The neanderthal conception of video games as just bleeps and bloops is a wilful rebellion from the complex truth, that video games have the potential for incredibly beautiful experiences. And also soul destruction.

Magic is the imagination at work; unable to grasp the complete and utterly perfect shape of God’s plan for creation, man invents magic. No magical world could possibly work; all the fun rules a fantasist invents would ultimately make a world crumble in on itself. Unsustainable. Illogical. Only God can create worlds, because only he has the perfect Word, the perfect system. And yet… here we are, creating unreal, imperfect worlds. And it’s a wonderful thing. Likewise, responding weirdly to natural revelation, men for a very long time have been confusing God for the sun, or for the lightning, or anything, or everything. And then making stories out of their folly.

God, I believe, uses our inability to grasp him and his intentions (his life, his word) as a way to create even more beauty. Beauty is the balance of order and chaos, of balance and imbalance. Magic, fantasy, myths represent the imbalance being redeemed, put into that transcendent order where it can be wed to the actual perfect truth. God’s logic gently fosters our illogic by putting it in the most appropriate place (our heads). Christians have the ability to experience and take part in both sides of this beauty; to preach the actual truth of God, and to invent more and more fictions.

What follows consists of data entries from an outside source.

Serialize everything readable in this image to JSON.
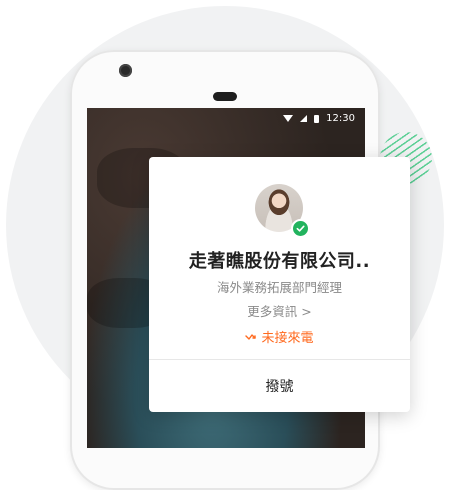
{
  "status_bar": {
    "time": "12:30",
    "icons": [
      "wifi-icon",
      "signal-icon",
      "battery-icon"
    ]
  },
  "caller_card": {
    "avatar": "caller-avatar",
    "verified_icon": "check-icon",
    "company": "走著瞧股份有限公司..",
    "position": "海外業務拓展部門經理",
    "more_info": "更多資訊 >",
    "missed_call": "未接來電",
    "missed_icon": "missed-call-icon",
    "dial_button": "撥號"
  },
  "colors": {
    "accent_orange": "#ff6a1f",
    "online_green": "#22b35e",
    "decor_green": "#5ccf95"
  }
}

Why?

Because we aren’t going to worship them.

(At least, Protestants won’t.)

Veneration of the saints & angels, as I understand it, (not only in the veneration of physical icons but also conceptual veneration through hagiography) is a farce. They treat creations like they should treat God; and they insist that fictions be truth already. They need to admit that it is just paper and paint. It’s just stories. And those aren’t bad things at all.

Paper, paint, and stories are useful tools in the construction of new worlds and new beings.

Beauty is impossible without reverence, and we live in a culture without reverence. Our churches and liturgies need more reverence. Evangelicalism has grown disgustingly irreverent. The solution is to pursue forms that are more beautiful. However, we must not fall into the classic trap of folk liturgicalism: reverence for the reverence itself. This is a kind of ethereal masturbation, ever collapsing into itself. We don’t need to have reverence for church forms, just respect, because some of them might be worthwhile. Even better than worthwhile: they might please God! We need to express reverence for God in the utmost; therefore, we should use those forms which we respect, forms and channels best suited to convey our reverence (in feeling and in action) to God.

Well, veneration and reverence are loaded terms; so let us use honor for now. In any case, the market does not see honor as important enough to invest in. I hope the past fifty years of american history is a strong enough testament to that. With that in mind, Christians need to be making games that are honorable and beautiful in rejection of the industry’s pursuit of titillation. I will continue to the bang the drum, all about town: culture cannot be separated from the cult. If we are Christians, than our participation in game playing or game making should neither obsessive nor passive be.

I refuse to respect neon lights, slide shows, industrial decor, and khakis. There is nothing honorable about it. And until we acknowledge that reverence and honor have a place in the discussion, things are going to keep being gross. Why do you like being gross? Perhaps it is because you are rebellious and do not acknowledge that there is an objective beauty, and that even as our fallen reason cannot fully grasp this beauty, there are still many who are older and wiser than you. And they have better taste than you.

It’s okay. I’m gross too. I grew up with those slide shows and khakis, and maybe it undid all the good those Japanese games did to my heart. Years and years of training my brain to think with slide shows and khakis. Why not just drink sponsored grape soda at communion and get it over with?

These are aesthetic / ecclesiological thoughts from someone who has lived for .01% of the church’s existence. I say all of this because I am trying to advocate for beauty. It’s not a particularly new position; lots of people have been smashing the beauty gong these days. “Hey! Be more beautiful!” Whatever.

I say all of this because I want to talk about the creation of video games, and you can’t talk about creation without talking about art and beauty, and you can’t talk about art and beauty without talking about how you worship God. So forgive me for trampling on histories I hardly understand.

The point is that we can’t let statues take the place of us as icons, or let pocket worlds take the place of the one we already have. But I think God still appreciates artful sculpture. And maybe even microcosmic architecture.